Fengjiayu Town (冯家峪镇 (馮家峪鎮, Féngjiāyù Zhèn)) is a town located in the Miyun District of Beijing, China. It sits along the banks of Baimaguan River within the Yan Mountain Range. The town shares border with Dengchang Manchu Ethnic Township in its north, Bulaotun Town in its southeast, Shicheng Town in its southwest, and Changshaoying Manchu Ethnic Township in its northwest. As of 2020, it had a population of 4,485.

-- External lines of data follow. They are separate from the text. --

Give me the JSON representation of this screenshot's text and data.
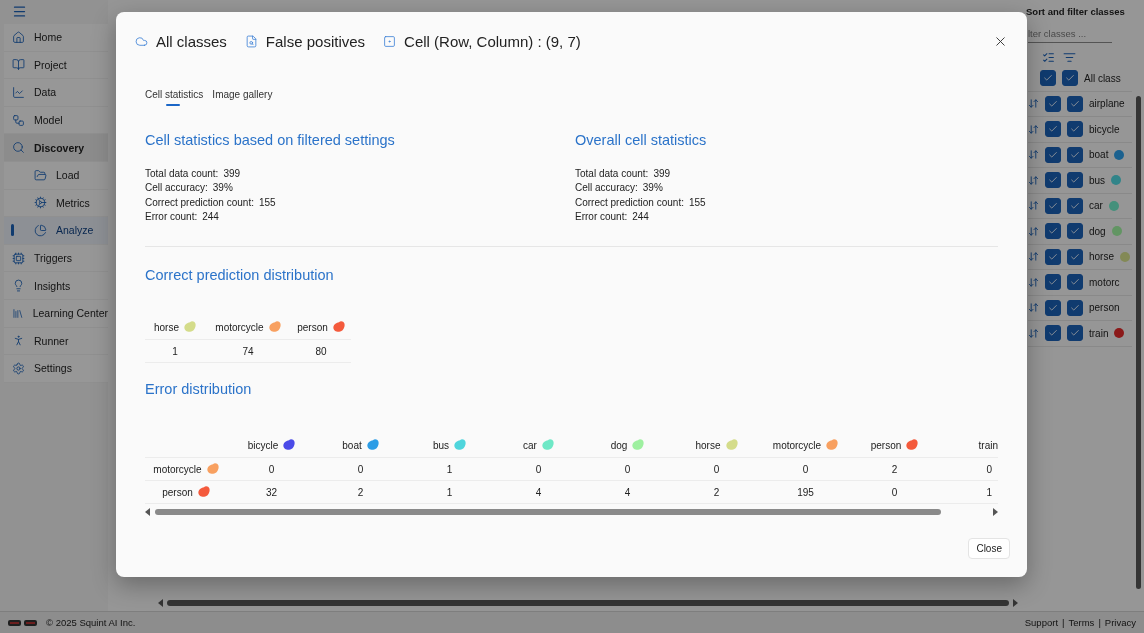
{
  "sidebar": {
    "items": [
      {
        "label": "Home",
        "selected": false
      },
      {
        "label": "Project",
        "selected": false
      },
      {
        "label": "Data",
        "selected": false
      },
      {
        "label": "Model",
        "selected": false
      },
      {
        "label": "Discovery",
        "selected": false,
        "expanded": true,
        "children": [
          {
            "label": "Load",
            "selected": false
          },
          {
            "label": "Metrics",
            "selected": false
          },
          {
            "label": "Analyze",
            "selected": true
          }
        ]
      },
      {
        "label": "Triggers",
        "selected": false
      },
      {
        "label": "Insights",
        "selected": false
      },
      {
        "label": "Learning Center",
        "selected": false
      },
      {
        "label": "Runner",
        "selected": false
      },
      {
        "label": "Settings",
        "selected": false
      }
    ]
  },
  "class_filter": {
    "title": "Sort and filter classes",
    "placeholder": "lter classes ...",
    "all": {
      "label": "All class",
      "checkboxes": [
        {
          "checked": true
        },
        {
          "checked": true
        }
      ]
    },
    "classes": [
      {
        "name": "airplane",
        "checkboxes": [
          {
            "checked": true
          },
          {
            "checked": true
          }
        ]
      },
      {
        "name": "bicycle",
        "checkboxes": [
          {
            "checked": true
          },
          {
            "checked": true
          }
        ]
      },
      {
        "name": "boat",
        "color": "#1b618f",
        "checkboxes": [
          {
            "checked": true
          },
          {
            "checked": true
          }
        ]
      },
      {
        "name": "bus",
        "color": "#318489",
        "checkboxes": [
          {
            "checked": true
          },
          {
            "checked": true
          }
        ]
      },
      {
        "name": "car",
        "color": "#44907b",
        "checkboxes": [
          {
            "checked": true
          },
          {
            "checked": true
          }
        ]
      },
      {
        "name": "dog",
        "color": "#629563",
        "checkboxes": [
          {
            "checked": true
          },
          {
            "checked": true
          }
        ]
      },
      {
        "name": "horse",
        "color": "#838956",
        "checkboxes": [
          {
            "checked": true
          },
          {
            "checked": true
          }
        ]
      },
      {
        "name": "motorc",
        "checkboxes": [
          {
            "checked": true
          },
          {
            "checked": true
          }
        ]
      },
      {
        "name": "person",
        "checkboxes": [
          {
            "checked": true
          },
          {
            "checked": true
          }
        ]
      },
      {
        "name": "train",
        "color": "#8b1919",
        "checkboxes": [
          {
            "checked": true
          },
          {
            "checked": true
          }
        ]
      }
    ]
  },
  "dialog": {
    "breadcrumbs": [
      {
        "kind": "classes",
        "label": "All classes"
      },
      {
        "kind": "filter",
        "label": "False positives"
      },
      {
        "kind": "cell",
        "label": "Cell (Row, Column) : (9, 7)"
      }
    ],
    "tabs": [
      {
        "label": "Cell statistics",
        "selected": true
      },
      {
        "label": "Image gallery",
        "selected": false
      }
    ],
    "stat_sections": [
      {
        "title": "Cell statistics based on filtered settings",
        "rows": [
          {
            "label": "Total data count:",
            "value": "399"
          },
          {
            "label": "Cell accuracy:",
            "value": "39%"
          },
          {
            "label": "Correct prediction count:",
            "value": "155"
          },
          {
            "label": "Error count:",
            "value": "244"
          }
        ]
      },
      {
        "title": "Overall cell statistics",
        "rows": [
          {
            "label": "Total data count:",
            "value": "399"
          },
          {
            "label": "Cell accuracy:",
            "value": "39%"
          },
          {
            "label": "Correct prediction count:",
            "value": "155"
          },
          {
            "label": "Error count:",
            "value": "244"
          }
        ]
      }
    ],
    "correct_distribution": {
      "title": "Correct prediction distribution",
      "columns": [
        {
          "name": "horse",
          "color": "#d4dc8a"
        },
        {
          "name": "motorcycle",
          "color": "#f8a060"
        },
        {
          "name": "person",
          "color": "#f45a3c"
        }
      ],
      "values": [
        "1",
        "74",
        "80"
      ]
    },
    "error_distribution": {
      "title": "Error distribution",
      "columns": [
        {
          "name": "bicycle",
          "color": "#4b4be8"
        },
        {
          "name": "boat",
          "color": "#2c9de6"
        },
        {
          "name": "bus",
          "color": "#4fd5dc"
        },
        {
          "name": "car",
          "color": "#6ee8c6"
        },
        {
          "name": "dog",
          "color": "#9ef0a0"
        },
        {
          "name": "horse",
          "color": "#d4dc8a"
        },
        {
          "name": "motorcycle",
          "color": "#f8a060"
        },
        {
          "name": "person",
          "color": "#f45a3c"
        },
        {
          "name": "train"
        }
      ],
      "rows": [
        {
          "name": "motorcycle",
          "color": "#f8a060",
          "values": [
            "0",
            "0",
            "1",
            "0",
            "0",
            "0",
            "0",
            "2",
            "0"
          ]
        },
        {
          "name": "person",
          "color": "#f45a3c",
          "values": [
            "32",
            "2",
            "1",
            "4",
            "4",
            "2",
            "195",
            "0",
            "1"
          ]
        }
      ]
    },
    "close_button": "Close"
  },
  "footer": {
    "copyright": "© 2025 Squint AI Inc.",
    "separator": "|",
    "links": [
      "Support",
      "Terms",
      "Privacy"
    ]
  }
}
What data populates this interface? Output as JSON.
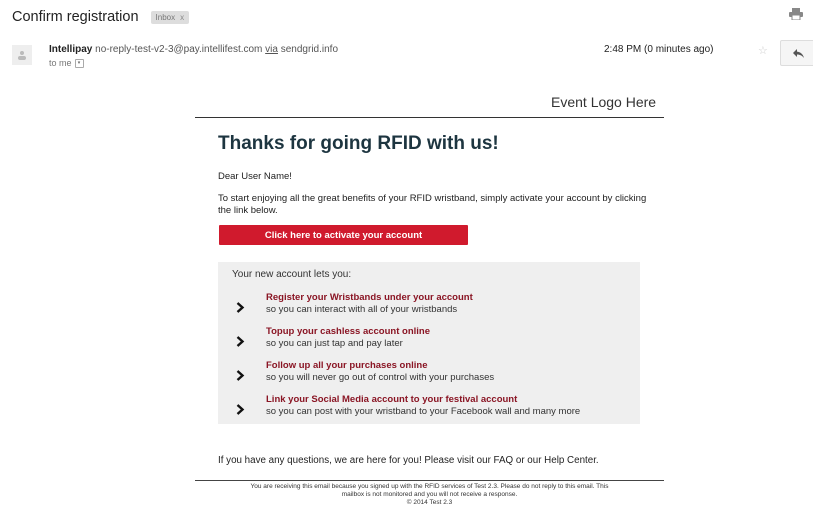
{
  "header": {
    "subject": "Confirm registration",
    "label": "Inbox",
    "label_close": "x"
  },
  "message": {
    "sender_name": "Intellipay",
    "sender_email": "no-reply-test-v2-3@pay.intellifest.com",
    "via_text": "via",
    "via_domain": "sendgrid.info",
    "to": "to me",
    "timestamp": "2:48 PM (0 minutes ago)"
  },
  "email": {
    "logo_text": "Event Logo Here",
    "headline": "Thanks for going RFID with us!",
    "greeting": "Dear User Name!",
    "intro": "To start enjoying all the great benefits of your RFID wristband, simply activate your account by clicking the link below.",
    "cta_label": "Click here to activate your account",
    "benefits_heading": "Your new account lets you:",
    "benefits": [
      {
        "title": "Register your Wristbands under your account",
        "subtitle": "so you can interact with all of your wristbands"
      },
      {
        "title": "Topup your cashless account online",
        "subtitle": "so you can just tap and pay later"
      },
      {
        "title": "Follow up all your purchases online",
        "subtitle": "so you will never go out of control with your purchases"
      },
      {
        "title": "Link your Social Media account to your festival account",
        "subtitle": "so you can post with your wristband to your Facebook wall and many more"
      }
    ],
    "questions": "If you have any questions, we are here for you! Please visit our FAQ or our Help Center.",
    "footer_line1": "You are receiving this email because you signed up with the RFID services of Test 2.3. Please do not reply to this email. This",
    "footer_line2": "mailbox is not monitored and you will not receive a response.",
    "footer_line3": "© 2014 Test 2.3"
  },
  "colors": {
    "headline": "#1d3540",
    "cta_background": "#d01a2d",
    "benefit_title": "#8a1524",
    "benefits_background": "#efefef"
  }
}
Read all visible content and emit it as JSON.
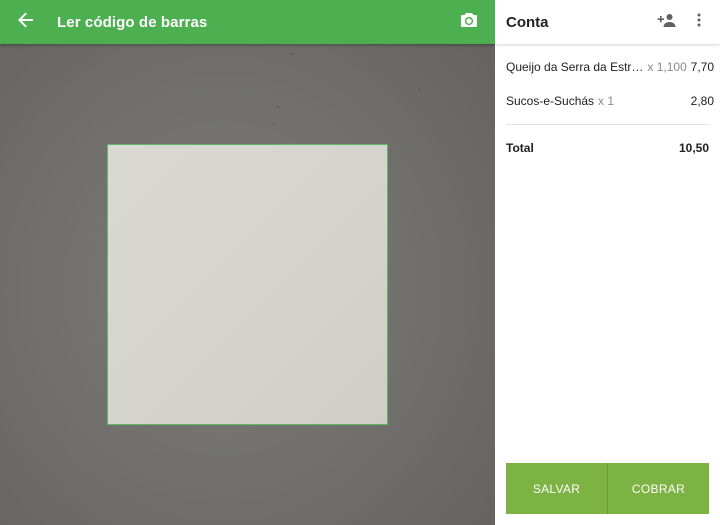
{
  "scanner": {
    "title": "Ler código de barras",
    "back_icon": "arrow-back-icon",
    "camera_icon": "switch-camera-icon"
  },
  "bill": {
    "title": "Conta",
    "add_person_icon": "add-person-icon",
    "more_icon": "more-vert-icon",
    "items": [
      {
        "name": "Queijo da Serra da Estr…",
        "qty": "x 1,100",
        "price": "7,70"
      },
      {
        "name": "Sucos-e-Suchás",
        "qty": "x 1",
        "price": "2,80"
      }
    ],
    "total_label": "Total",
    "total_value": "10,50",
    "save_label": "SALVAR",
    "charge_label": "COBRAR"
  },
  "colors": {
    "primary": "#4caf50",
    "action": "#7cb342"
  }
}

According to local legend, Song female general Mu Guiying had once stayed here for armor repair, and the region was thus named Fengjiayu (缝甲峪 (Sew Armor Valley)). Later the name would evolve into Fengjiayu (冯家峪) of today.

== History ==

Timeline of Fengjiayu's History
| Year | Status | Within |
| 1953 - 1958 | Fengjiayu Township | Miyun County, Hebei |
| 1958 - 1983 | Shengli People's Commune | Miyun County, Beijing |
| 1983 - 1993 | Fengjiayu Township |
| 1993 - 2015 | Fengjiayu Town |
| 2015–present | Miyun District, Beijing |

== Administrative divisions ==
As of the time in writing, Fengjiayu Town consists of the following 19 subdivisions:

| Subdivision names | Name transliterations | Type |
|---|---|---|
| 冯家峪 | Fengjiayu | Community |
| 保峪岭 | Baoyuling | Village |
| 西庄子 | Xizhuangzi | Village |
| 石洞子 | Shidongzi | Village |
| 冯家峪 | Fengjiayu | Village |
| 西口外 | Xikouwai | Village |
| 西白莲峪 | Xi Bailianyu | Village |
| 三岔口 | Sanchakou | Village |
| 朱家峪 | Zhujiayu | Village |
| 下营 | Xiaying | Village |
| 白马关 | Baimaguan | Village |
| 番字牌 | Fanzipai | Village |
| 黄梁根 | Huanglianggen | Village |
| 西苍峪 | Xicangyu | Village |
| 司营子 | Siyingzi | Village |
| 前火岭 | Qianhuoling | Village |
| 石湖根 | Shihugen | Village |
| 北栅子 | Beizhazi | Village |
| 南台子 | Nantaizi | Village |

== Transportation ==
Liuxin Road passes through the south of the town, crossing Baimaguan River near Xizhuangzi Village.